The former minister for women and equalities made the comments following a worrying report published by Citigroup last month, which warned the Covid-19 crisis could force 31m women out of work across the globe. This was more than double the 13m men predicted to face job losses as a result of the crisis.

More recent research published jointly by The Fawcett Society, Women’s Budget Group, Queen Mary University of London and the London School of Economics found Black and Asian women and those from ethnic minority backgrounds were particularly vulnerable to the financial stresses of the pandemic.

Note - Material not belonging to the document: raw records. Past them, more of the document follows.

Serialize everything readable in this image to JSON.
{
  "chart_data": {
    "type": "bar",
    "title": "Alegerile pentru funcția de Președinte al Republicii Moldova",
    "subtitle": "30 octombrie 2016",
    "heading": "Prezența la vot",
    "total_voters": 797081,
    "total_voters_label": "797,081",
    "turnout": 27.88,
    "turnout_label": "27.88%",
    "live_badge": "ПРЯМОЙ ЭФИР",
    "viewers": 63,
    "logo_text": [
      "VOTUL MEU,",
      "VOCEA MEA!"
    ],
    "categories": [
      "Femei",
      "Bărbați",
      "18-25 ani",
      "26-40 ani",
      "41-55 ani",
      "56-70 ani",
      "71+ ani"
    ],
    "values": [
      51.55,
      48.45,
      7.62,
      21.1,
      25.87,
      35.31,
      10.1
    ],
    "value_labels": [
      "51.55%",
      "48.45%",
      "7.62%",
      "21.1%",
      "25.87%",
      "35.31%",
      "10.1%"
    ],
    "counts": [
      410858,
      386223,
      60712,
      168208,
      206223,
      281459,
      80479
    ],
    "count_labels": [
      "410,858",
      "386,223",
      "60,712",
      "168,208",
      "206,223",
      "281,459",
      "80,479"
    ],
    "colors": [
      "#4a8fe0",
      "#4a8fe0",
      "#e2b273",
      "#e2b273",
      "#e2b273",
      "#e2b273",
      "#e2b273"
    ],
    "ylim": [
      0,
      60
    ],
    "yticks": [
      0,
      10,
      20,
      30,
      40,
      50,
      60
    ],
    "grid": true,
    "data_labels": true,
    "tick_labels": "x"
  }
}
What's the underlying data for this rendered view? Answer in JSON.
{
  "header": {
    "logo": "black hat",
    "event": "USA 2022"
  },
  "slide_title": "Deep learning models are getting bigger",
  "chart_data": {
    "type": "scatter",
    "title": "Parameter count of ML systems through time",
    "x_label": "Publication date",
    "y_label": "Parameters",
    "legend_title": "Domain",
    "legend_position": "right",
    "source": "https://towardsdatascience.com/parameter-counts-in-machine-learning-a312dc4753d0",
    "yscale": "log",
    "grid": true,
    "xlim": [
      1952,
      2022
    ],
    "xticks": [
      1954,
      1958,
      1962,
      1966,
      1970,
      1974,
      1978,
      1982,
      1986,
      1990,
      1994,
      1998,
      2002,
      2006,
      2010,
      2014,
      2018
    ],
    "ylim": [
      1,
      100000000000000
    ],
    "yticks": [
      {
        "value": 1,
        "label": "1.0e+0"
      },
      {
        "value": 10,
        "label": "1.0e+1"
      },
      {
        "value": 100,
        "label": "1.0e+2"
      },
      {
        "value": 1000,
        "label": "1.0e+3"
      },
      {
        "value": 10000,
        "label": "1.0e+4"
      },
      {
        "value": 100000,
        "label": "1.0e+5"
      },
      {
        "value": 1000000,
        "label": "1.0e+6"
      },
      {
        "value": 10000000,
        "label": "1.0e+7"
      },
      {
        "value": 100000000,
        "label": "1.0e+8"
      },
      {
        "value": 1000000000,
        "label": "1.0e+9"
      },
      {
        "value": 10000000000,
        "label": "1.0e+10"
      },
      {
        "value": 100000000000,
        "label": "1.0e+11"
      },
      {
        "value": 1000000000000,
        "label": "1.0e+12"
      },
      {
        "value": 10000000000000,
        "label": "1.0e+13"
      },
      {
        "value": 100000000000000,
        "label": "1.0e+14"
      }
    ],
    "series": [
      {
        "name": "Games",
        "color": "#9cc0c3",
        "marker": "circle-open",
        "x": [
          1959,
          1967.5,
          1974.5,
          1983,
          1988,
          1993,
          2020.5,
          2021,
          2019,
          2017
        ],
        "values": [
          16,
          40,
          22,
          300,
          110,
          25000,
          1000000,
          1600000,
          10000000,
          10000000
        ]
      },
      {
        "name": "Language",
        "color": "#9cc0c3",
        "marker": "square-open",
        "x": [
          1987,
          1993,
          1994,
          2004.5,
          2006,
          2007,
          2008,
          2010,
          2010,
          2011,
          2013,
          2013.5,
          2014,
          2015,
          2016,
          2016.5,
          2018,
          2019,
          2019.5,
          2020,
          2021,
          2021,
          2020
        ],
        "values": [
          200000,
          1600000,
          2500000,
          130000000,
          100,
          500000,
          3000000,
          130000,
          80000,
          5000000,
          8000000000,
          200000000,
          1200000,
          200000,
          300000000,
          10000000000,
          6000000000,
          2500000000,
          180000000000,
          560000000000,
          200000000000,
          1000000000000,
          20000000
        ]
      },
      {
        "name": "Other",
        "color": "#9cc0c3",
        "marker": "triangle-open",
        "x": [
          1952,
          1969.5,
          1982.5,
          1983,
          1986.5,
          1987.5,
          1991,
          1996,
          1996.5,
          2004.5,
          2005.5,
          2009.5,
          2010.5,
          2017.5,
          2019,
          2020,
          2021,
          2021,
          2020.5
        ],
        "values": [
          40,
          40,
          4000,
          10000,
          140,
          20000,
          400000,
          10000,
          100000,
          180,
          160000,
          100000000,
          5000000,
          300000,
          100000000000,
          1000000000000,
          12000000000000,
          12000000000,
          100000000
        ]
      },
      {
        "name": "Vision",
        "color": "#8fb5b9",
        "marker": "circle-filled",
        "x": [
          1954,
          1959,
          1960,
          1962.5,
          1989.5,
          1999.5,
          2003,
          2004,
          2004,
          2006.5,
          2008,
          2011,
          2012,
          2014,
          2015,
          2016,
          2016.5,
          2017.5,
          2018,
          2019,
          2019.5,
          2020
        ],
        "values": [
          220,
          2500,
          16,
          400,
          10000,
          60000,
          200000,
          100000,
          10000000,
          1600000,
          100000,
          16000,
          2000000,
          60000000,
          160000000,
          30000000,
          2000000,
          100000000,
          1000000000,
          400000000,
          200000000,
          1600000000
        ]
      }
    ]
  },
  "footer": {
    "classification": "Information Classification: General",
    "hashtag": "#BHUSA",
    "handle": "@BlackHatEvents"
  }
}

The joint report also recognised additional pressures at home during the pandemic, such as maintaining children’s learning and wellbeing, were likely to disproportionately fall on the shoulders of women.

Jayne-Anne Gadhia, executive chairwoman of Snoop, told FTAdviser championing flexible working for both women and men in the workplace would be key to driving economic recovery post-pandemic.

Ms Gadhia said: “It’s never been more obvious to me that using the talents of everyone will be a key part of getting the economy off its knees. It’s always been the case that achieving a balanced workforce improves outcomes, business performance and profitability.

“As such, meritocracy, providing the flexibility, technology and tools to enable both men and women to share the burden at home and to flourish at work, should be every priority to really drive post-pandemic productivity and underpin the UK’s economic recovery.”